Old Beck was the nickname of a steam locomotive that ran on Rock Island Railroad’s 25-mile branch between Shawnee and Asher, Oklahoma.

==History of the branch==
Three corporations operated the Shawnee-Asher branch during its 40-year history. The first five miles, from Shawnee to Tecumseh (which at this time was the county seat), was built in 1896 by the Tecumseh Railway Co. Cost of construction was not recorded. On October 12, 1900, the Choctaw, Oklahoma and Gulf Railroad (COG) bought the property and franchise for $12,000 and promptly built 20 more miles of railroad to extend the branch to Asher, up to the bank of the South Canadian River. Cost of the extension is recorded as $422,873. Rock Island took over operations on March 24, 1904. Total investment in the branch over the years is estimated at $451,103.

===Route===
The branch began in Shawnee and traveled through Thackery, Tecumseh, Romulus and Pearson before arriving in Asher. In its prime, Old Beck would arrive in Asher at 4:00 each day carrying goods, groceries pharmaceuticals and the like.

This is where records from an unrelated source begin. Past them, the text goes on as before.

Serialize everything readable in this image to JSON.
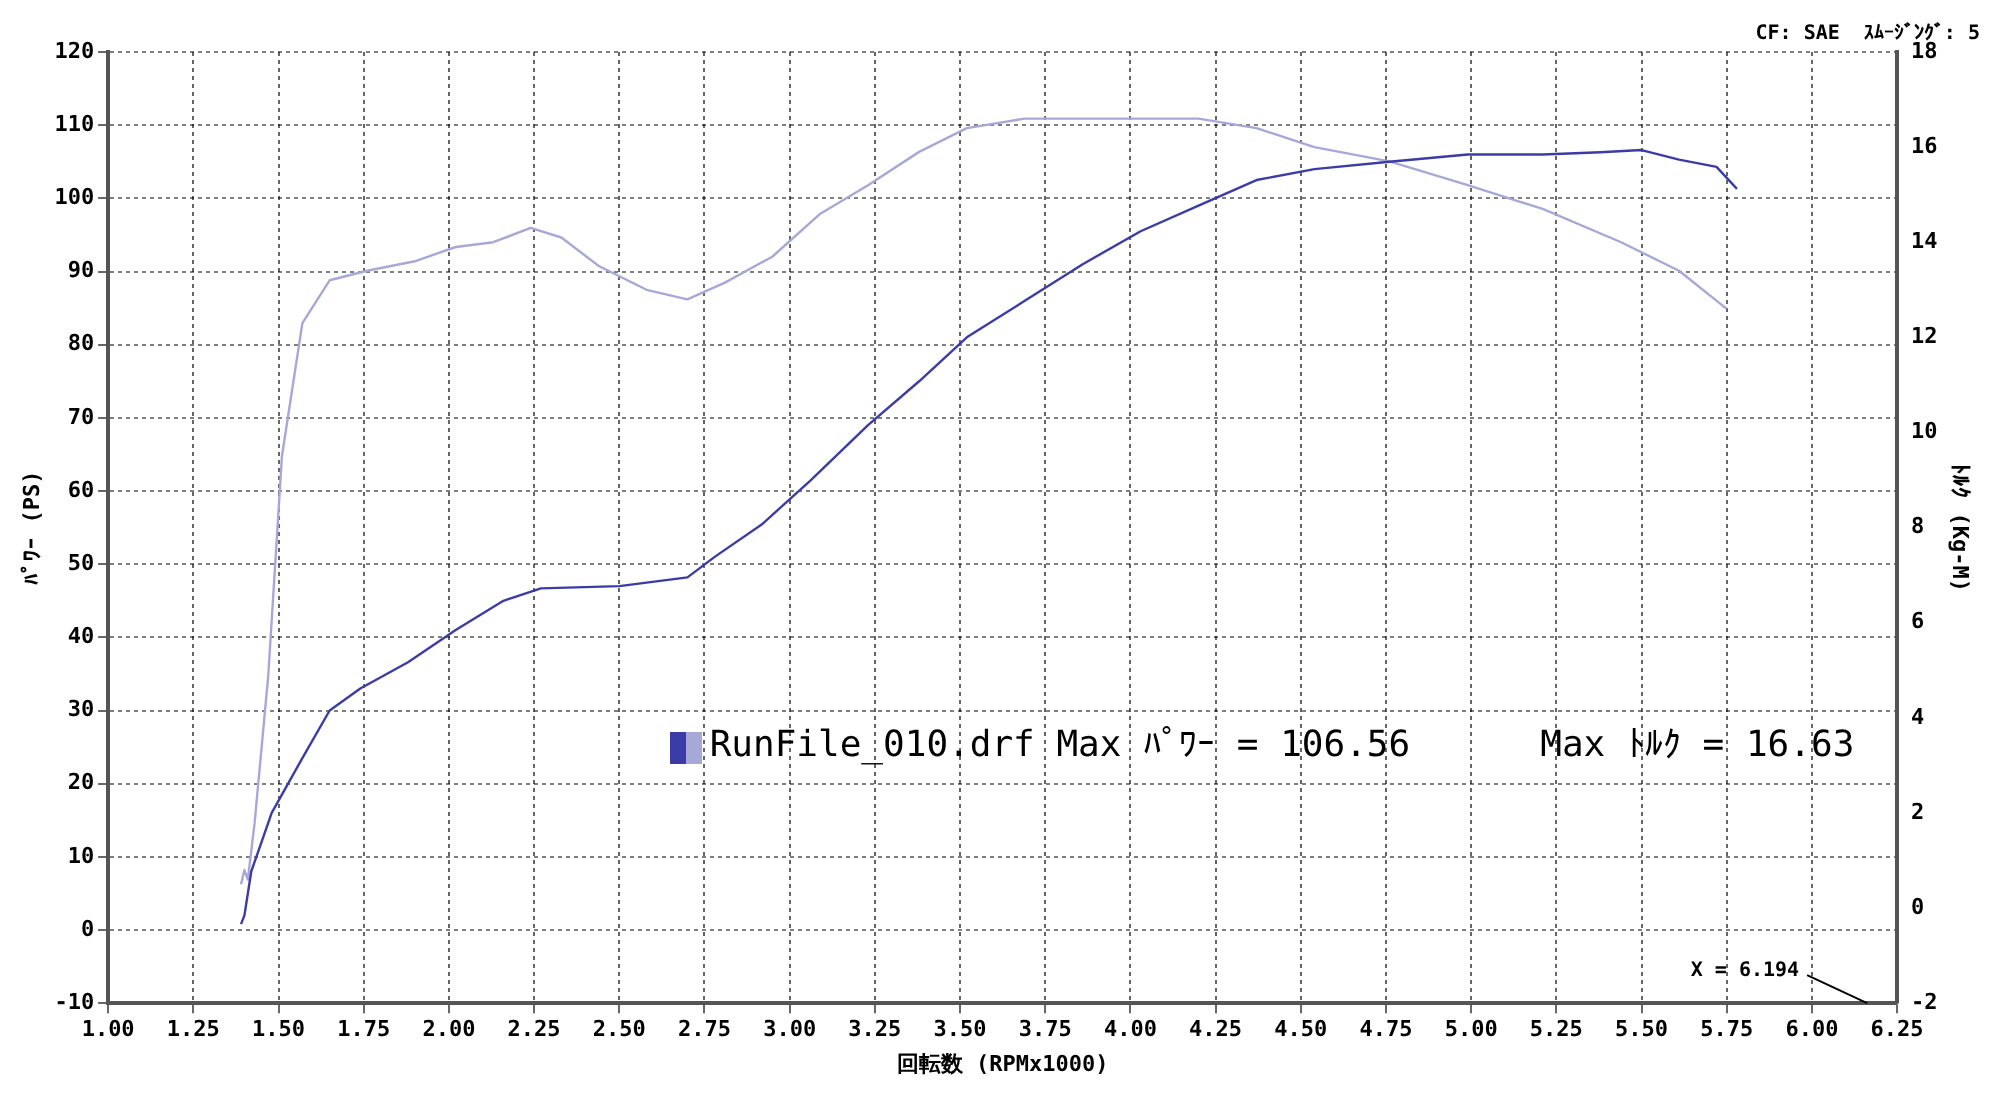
{
  "chart_data": {
    "type": "line",
    "xlabel": "回転数 (RPMx1000)",
    "ylabel": "ﾊﾟﾜｰ (PS)",
    "y2label": "ﾄﾙｸ (Kg-M)",
    "annotations": [
      "CF: SAE  ｽﾑｰｼﾞﾝｸﾞ: 5",
      "RunFile_010.drf Max ﾊﾟﾜｰ = 106.56      Max ﾄﾙｸ = 16.63",
      "X = 6.194"
    ],
    "series": [
      {
        "color": "#3c3ca8",
        "x": [
          1.39,
          1.4,
          1.42,
          1.48,
          1.57,
          1.65,
          1.74,
          1.88,
          2.02,
          2.16,
          2.27,
          2.5,
          2.7,
          2.78,
          2.92,
          3.06,
          3.23,
          3.38,
          3.52,
          3.69,
          3.86,
          4.03,
          4.2,
          4.37,
          4.54,
          4.76,
          4.99,
          5.21,
          5.38,
          5.5,
          5.61,
          5.72,
          5.78
        ],
        "values": [
          0.8,
          2,
          8,
          16,
          23.5,
          30,
          33,
          36.6,
          41,
          45,
          46.7,
          47,
          48.2,
          51,
          55.5,
          61.4,
          69,
          75,
          81,
          86,
          91,
          95.5,
          99,
          102.5,
          104,
          105,
          106,
          106,
          106.3,
          106.6,
          105.3,
          104.3,
          101.3
        ]
      },
      {
        "color": "#a8a8d8",
        "axis": "y2",
        "x": [
          1.39,
          1.4,
          1.41,
          1.43,
          1.47,
          1.51,
          1.57,
          1.65,
          1.76,
          1.9,
          2.02,
          2.13,
          2.24,
          2.33,
          2.44,
          2.58,
          2.7,
          2.81,
          2.95,
          3.09,
          3.23,
          3.38,
          3.52,
          3.69,
          3.86,
          4.05,
          4.2,
          4.37,
          4.54,
          4.76,
          4.99,
          5.21,
          5.44,
          5.61,
          5.75
        ],
        "values": [
          0.5,
          0.8,
          0.6,
          1.8,
          4.9,
          9.5,
          12.3,
          13.2,
          13.4,
          13.6,
          13.9,
          14,
          14.3,
          14.1,
          13.5,
          13,
          12.8,
          13.15,
          13.7,
          14.6,
          15.2,
          15.9,
          16.4,
          16.6,
          16.6,
          16.6,
          16.6,
          16.4,
          16,
          15.7,
          15.2,
          14.7,
          14,
          13.4,
          12.6
        ]
      }
    ],
    "xlim": [
      1,
      6.25
    ],
    "xticks": [
      {
        "value": 1,
        "label": "1.00"
      },
      {
        "value": 1.25,
        "label": "1.25"
      },
      {
        "value": 1.5,
        "label": "1.50"
      },
      {
        "value": 1.75,
        "label": "1.75"
      },
      {
        "value": 2,
        "label": "2.00"
      },
      {
        "value": 2.25,
        "label": "2.25"
      },
      {
        "value": 2.5,
        "label": "2.50"
      },
      {
        "value": 2.75,
        "label": "2.75"
      },
      {
        "value": 3,
        "label": "3.00"
      },
      {
        "value": 3.25,
        "label": "3.25"
      },
      {
        "value": 3.5,
        "label": "3.50"
      },
      {
        "value": 3.75,
        "label": "3.75"
      },
      {
        "value": 4,
        "label": "4.00"
      },
      {
        "value": 4.25,
        "label": "4.25"
      },
      {
        "value": 4.5,
        "label": "4.50"
      },
      {
        "value": 4.75,
        "label": "4.75"
      },
      {
        "value": 5,
        "label": "5.00"
      },
      {
        "value": 5.25,
        "label": "5.25"
      },
      {
        "value": 5.5,
        "label": "5.50"
      },
      {
        "value": 5.75,
        "label": "5.75"
      },
      {
        "value": 6,
        "label": "6.00"
      },
      {
        "value": 6.25,
        "label": "6.25"
      }
    ],
    "ylim": [
      -10,
      120
    ],
    "yticks": [
      -10,
      0,
      10,
      20,
      30,
      40,
      50,
      60,
      70,
      80,
      90,
      100,
      110,
      120
    ],
    "y2lim": [
      -2,
      18
    ],
    "y2ticks": [
      -2,
      0,
      2,
      4,
      6,
      8,
      10,
      12,
      14,
      16,
      18
    ],
    "grid": true,
    "legend": false,
    "marker": "none",
    "line_style": "solid"
  }
}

The train would stay the night in Asher and leave early the next morning carrying cotton, wood, cattle and passengers back to Shawnee.

===Decline===
In the oil boom days of 1927 through 1930, Old Beck ran every day and freights shuttled as often as five times daily down to Tecumseh, Pearson and Asher. However, starting in 1936, Rock Island reported operating deficits. Passenger transportation dwindled, down to none in 1940.

The train schedule was reduced to three days a week until May 8, 1939, when only one weekly trip was made. Toward the end, the train only came out on call—when enough freight accumulated or there was a special request. Service on the branch ended February 10, 1942.